Once again the media is colluding with progressives, just like they did during the election, to push a specific liberal agenda and push leftist propaganda.
Reports indicate television networks ordered NFL cameramen to avoid showing “booing” crowds during the NFL protests, including “take a knee” and “locked arm” stunts, promoting (fake) police oppression and supporting Black Lives Matter.
President Donald Trump’s feud with the NFL erupted nearly a week ago when he demanded that NFL franchise owners should “get that son of a b***h off the field” when they see players kneeling during the national anthem. Since then, league owners have discovered, to their surprise, that millions of Americans – and more importantly, millions of NFL fans – agree with the president, who encouraged them to boycott the league until it agrees to ban kneeling during the anthem.
So far, evidence suggests that fans have heeded the president’s call to boycott the league. NBC’s “Sunday Night Football” last weekend recorded its worst weekly ratings in years. Overall, ratings are down 11% from last year, according to the Associated Press.And while mainstream media outlets have insisted that there’s “no evidence” to suggest that the protests have impacted television ratings, at least one survey suggests that there’s a direct link.
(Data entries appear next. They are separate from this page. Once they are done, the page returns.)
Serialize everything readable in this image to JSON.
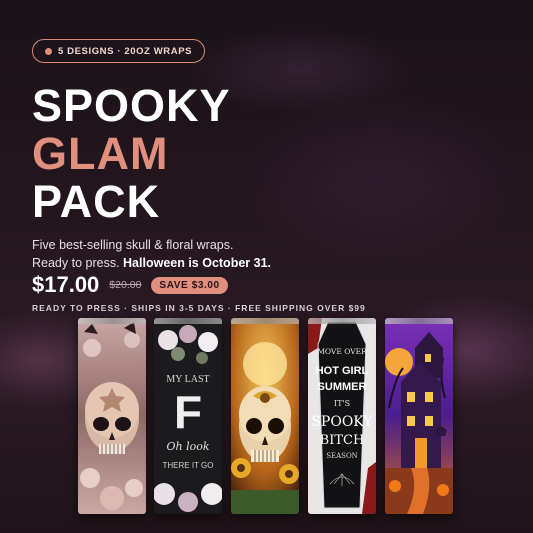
{
  "badge": {
    "text": "5 DESIGNS · 20OZ WRAPS",
    "dot_color": "#e08f7c"
  },
  "title": {
    "line1": "SPOOKY",
    "line2": "GLAM",
    "line3": "PACK",
    "accent_color": "#e0907d"
  },
  "description": {
    "line1": "Five best-selling skull & floral wraps.",
    "line2_prefix": "Ready to press.",
    "line2_bold": "Halloween is October 31."
  },
  "pricing": {
    "price": "$17.00",
    "old_price": "$20.00",
    "save_label": "SAVE $3.00"
  },
  "shipping_line": "READY TO PRESS  ·  SHIPS IN 3-5 DAYS  ·  FREE SHIPPING OVER $99",
  "tumblers": {
    "t2_text": {
      "line1": "MY LAST",
      "line2": "F",
      "line3": "Oh look",
      "line4": "THERE IT GO"
    },
    "t4_text": {
      "line1": "MOVE OVER",
      "line2": "HOT GIRL",
      "line3": "SUMMER",
      "line4": "IT'S",
      "line5": "SPOOKY",
      "line6": "BITCH",
      "line7": "SEASON"
    }
  }
}
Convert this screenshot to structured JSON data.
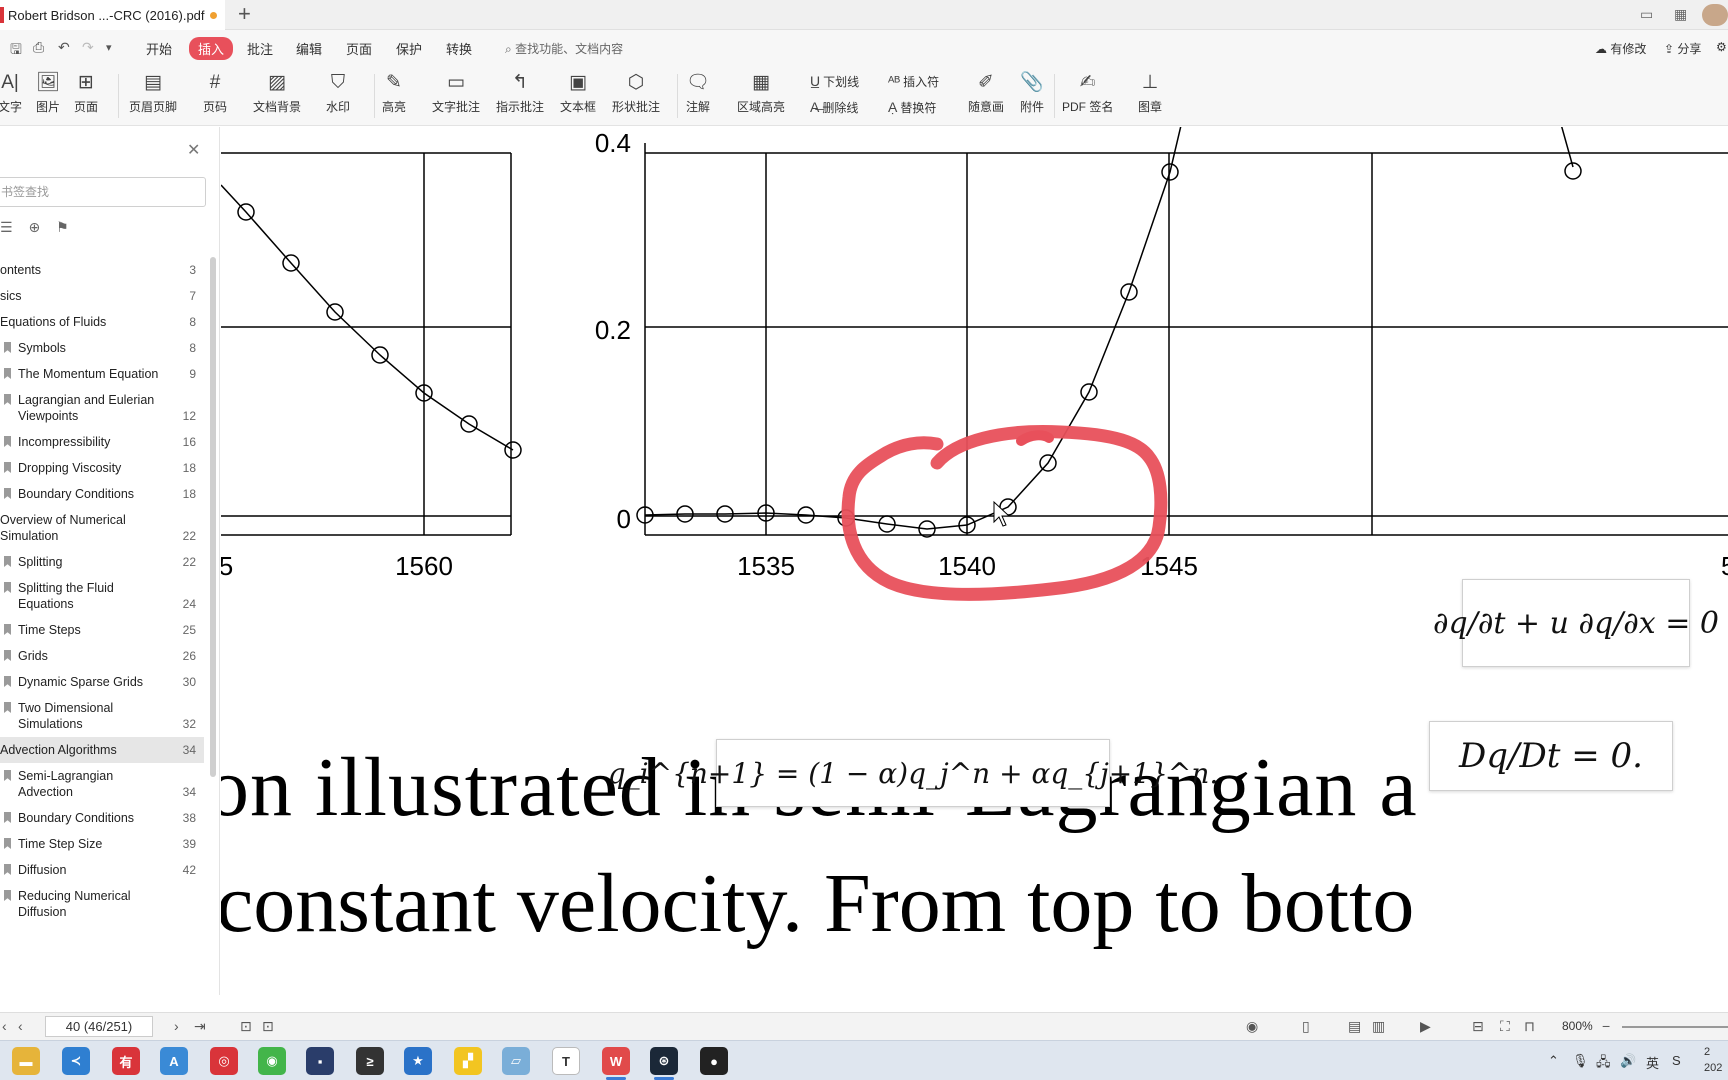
{
  "titlebar": {
    "doc_tab": "Robert Bridson ...-CRC (2016).pdf",
    "new_tab": "+"
  },
  "menubar": {
    "items": [
      "开始",
      "插入",
      "批注",
      "编辑",
      "页面",
      "保护",
      "转换"
    ],
    "active": "插入",
    "search_placeholder": "查找功能、文档内容",
    "right": [
      "有修改",
      "分享"
    ]
  },
  "ribbon": {
    "tools": [
      {
        "icon": "text-icon",
        "label": "文字"
      },
      {
        "icon": "image-icon",
        "label": "图片"
      },
      {
        "icon": "page-add-icon",
        "label": "页面"
      },
      {
        "icon": "header-footer-icon",
        "label": "页眉页脚"
      },
      {
        "icon": "page-number-icon",
        "label": "页码"
      },
      {
        "icon": "background-icon",
        "label": "文档背景"
      },
      {
        "icon": "watermark-icon",
        "label": "水印"
      },
      {
        "icon": "highlight-icon",
        "label": "高亮"
      },
      {
        "icon": "text-comment-icon",
        "label": "文字批注"
      },
      {
        "icon": "pointer-comment-icon",
        "label": "指示批注"
      },
      {
        "icon": "textbox-icon",
        "label": "文本框"
      },
      {
        "icon": "shape-comment-icon",
        "label": "形状批注"
      },
      {
        "icon": "annotation-icon",
        "label": "注解"
      },
      {
        "icon": "area-highlight-icon",
        "label": "区域高亮"
      },
      {
        "icon": "underline-icon",
        "label": "下划线"
      },
      {
        "icon": "strikethrough-icon",
        "label": "删除线"
      },
      {
        "icon": "insert-mark-icon",
        "label": "插入符"
      },
      {
        "icon": "replace-mark-icon",
        "label": "替换符"
      },
      {
        "icon": "freehand-icon",
        "label": "随意画"
      },
      {
        "icon": "attachment-icon",
        "label": "附件"
      },
      {
        "icon": "pdf-sign-icon",
        "label": "PDF 签名"
      },
      {
        "icon": "stamp-icon",
        "label": "图章"
      }
    ]
  },
  "sidebar": {
    "search_placeholder": "书签查找",
    "items": [
      {
        "label": "ontents",
        "page": "3",
        "level": 1
      },
      {
        "label": "sics",
        "page": "7",
        "level": 1
      },
      {
        "label": "Equations of Fluids",
        "page": "8",
        "level": 1
      },
      {
        "label": "Symbols",
        "page": "8",
        "level": 2
      },
      {
        "label": "The Momentum Equation",
        "page": "9",
        "level": 2
      },
      {
        "label": "Lagrangian and Eulerian Viewpoints",
        "page": "12",
        "level": 2
      },
      {
        "label": "Incompressibility",
        "page": "16",
        "level": 2
      },
      {
        "label": "Dropping Viscosity",
        "page": "18",
        "level": 2
      },
      {
        "label": "Boundary Conditions",
        "page": "18",
        "level": 2
      },
      {
        "label": "Overview of Numerical Simulation",
        "page": "22",
        "level": 1
      },
      {
        "label": "Splitting",
        "page": "22",
        "level": 2
      },
      {
        "label": "Splitting the Fluid Equations",
        "page": "24",
        "level": 2
      },
      {
        "label": "Time Steps",
        "page": "25",
        "level": 2
      },
      {
        "label": "Grids",
        "page": "26",
        "level": 2
      },
      {
        "label": "Dynamic Sparse Grids",
        "page": "30",
        "level": 2
      },
      {
        "label": "Two Dimensional Simulations",
        "page": "32",
        "level": 2
      },
      {
        "label": "Advection Algorithms",
        "page": "34",
        "level": 1,
        "selected": true
      },
      {
        "label": "Semi-Lagrangian Advection",
        "page": "34",
        "level": 2
      },
      {
        "label": "Boundary Conditions",
        "page": "38",
        "level": 2
      },
      {
        "label": "Time Step Size",
        "page": "39",
        "level": 2
      },
      {
        "label": "Diffusion",
        "page": "42",
        "level": 2
      },
      {
        "label": "Reducing Numerical Diffusion",
        "page": "",
        "level": 2
      }
    ]
  },
  "document": {
    "left_plot_ticks": [
      "5",
      "1560"
    ],
    "right_plot_yticks": [
      "0.4",
      "0.2",
      "0"
    ],
    "right_plot_xticks": [
      "1535",
      "1540",
      "1545",
      "5"
    ],
    "eq_advection": "∂q/∂t + u ∂q/∂x = 0",
    "eq_material": "Dq/Dt = 0.",
    "eq_update": "q_i^{n+1} = (1 − α)q_j^n + αq_{j+1}^n.",
    "text_line1": "on  illustrated  in  semi-Lagrangian  a",
    "text_line2": "constant velocity.  From top to botto"
  },
  "statusbar": {
    "page_indicator": "40 (46/251)",
    "zoom": "800%"
  },
  "taskbar": {
    "tray_lang": "英",
    "clock_time": "2",
    "clock_date": "202"
  },
  "colors": {
    "accent": "#e8505b",
    "annotation": "#e8505b"
  }
}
In what was perhaps an attempt to obscure this fact, NFL camera operators were instructed by the networks to avoid crowd shots during last weekend’s games to avoid capturing images of fans counterprotesting the protests, which involved both players and, in many cases, team owners, a few of whom locked arms with their players.
Sporting News reports that while some fans cheered the protests, many others responded with outrage. While mics picked up the boos, fans never got a chance to see the jeering fans.
The decision to ban controversial crowd shots was a wise decision by the networks, helping them avoid angering the providers of some of their most valuable programming. But from a journalistic perspective, it was a weak decision.
By covering one of the most significant days in NFL history with rose-colored glasses, the networks cheated viewers. We got an incomplete picture of what really happened in stadiums on Sunday and Monday.
Yes, the main television focus should have been on the players, coaches and owners sitting, kneeling or linking arms. But fans hold the ultimate power over the networks and the league, and they were missing in action during coverage.
Indeed, fans hold the ultimate power over the networks and the league, and they were missing in action during coverage.